Como tenho um temperamento apaixonado, acho difícil manter o terceiro preceito. Apesar de, desde o meu casamento, ter parado de dormir com muitas mulheres, ainda gosto da companhia das mulheres e tenho mais amigas do que amigos. Tenho me treinado para das boas-vindas ao envelhecimento, pois ajuda os hormônios a serem menos ativos. Eu também gosto de comer carne com alguns sentimentos de vergonha de vez em quando, mas não culpa. No entanto, treinar-se nos preceitos é tão importante quanto na meditação e na sabedoria, embora seja tão difícil e também um processo gradual de conquista. Mesmo que tentemos e fracassemos, temos de continuar a tentar e a falhar com muita compaixão e sentido de humor. Sem os dois últimos elementos, você pode se tornar egoísta, pois o ego vai se infiltrar em sua tentativa de ser bom.

Quanto a ganhar a vida, vejo que os dilemas diminuíram, pois tenho uma comunidade forte e com o passar do tempo descobri um pouco do meu potencial e estou bastante contente em usá-lo para benefício de outros no meu trabalho de mudança social. De uma perspectiva buddhista, trabalhar em benefício dos outros será de benefício a si mesmo. Ao oferecer seus pensamentos e energia para ajudar os outros com a estrutura certa da mente, você também estará cultivando as sementes da iluminação dentro de você. Para mim, trabalhar para a mudança social faz parte de uma parte da iluminação. Mas, novamente, isso não é fácil. Seu ego sempre vai saltar para dentro e tomar posse do bom trabalho que você faz para os outros e estragá-lo. Para mim, pelo menos isso acontece de vez em quando. Sempre tem que se ter cautela. Aprender a não tomar nossas boas ações como nossa propriedade é uma boa prática.

Uma coisa que considero muito útil é visitar regularmente quem sofre, por exemplo, aqueles que afirmam ser os nossos grupos-alvo. Se nos sentarmos e trabalharmos em nossos escritórios por muito tempo ou nos aproximarmos demais de outras pessoas do mesmo tipo, nosso coração pode se perder mesmo que nossa mente ainda articule nossa missão. Visitar os pobres, os excluídos, os manifestantes, as favelas, os deficientes e os moradores das florestas ajuda a florescer a nossa compaixão. Também podemos aprender muita sabedoria com essas pessoas, pois o sofrimento as torna sábias e algumas delas vivem uma vida muito mais sustentável do que aqueles de nós que a pregam. Quando éramos jovens e nos confundimos facilmente, visitá-los ajudava a esclarecer nossa direção. Agora eu as visito para ganhar sabedoria e desenvolver minha compaixão e me puxar para a terra.

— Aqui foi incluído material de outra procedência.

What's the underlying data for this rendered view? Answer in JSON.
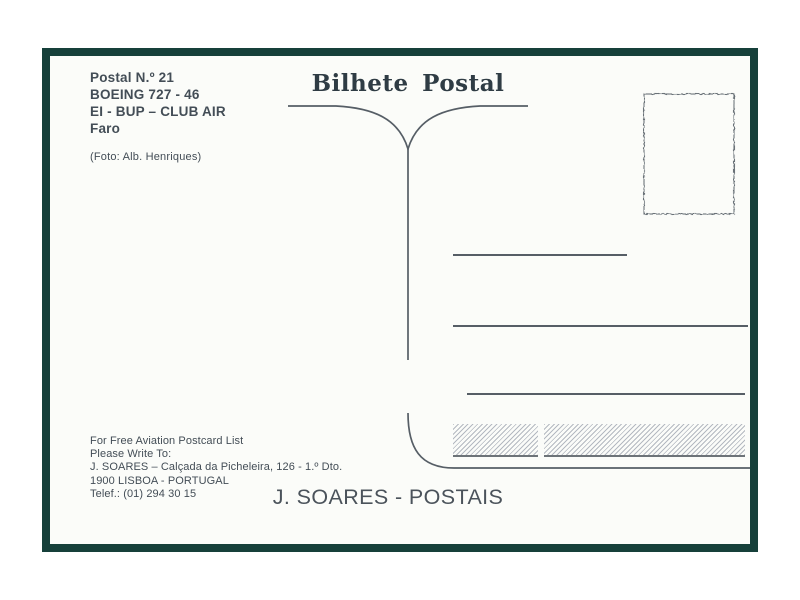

No entanto, como um ser não iluminado, há momentos na vida diária em que nossas mentes estão nubladas. Nem sempre sou um coelho feliz santitante. Sempre que isso acontece, tomo esse estado de espírito como uma visita de um grande professor para me mostrar as áreas em meu coração que precisam ser cultivadas, para me mostrar onde a perspectiva do não-eu não foi suficientemente aplicada. À medida que a vida passa, se pudermos ver a aflição e a confusão reduzidas, podemos nos curvar a nós mesmos.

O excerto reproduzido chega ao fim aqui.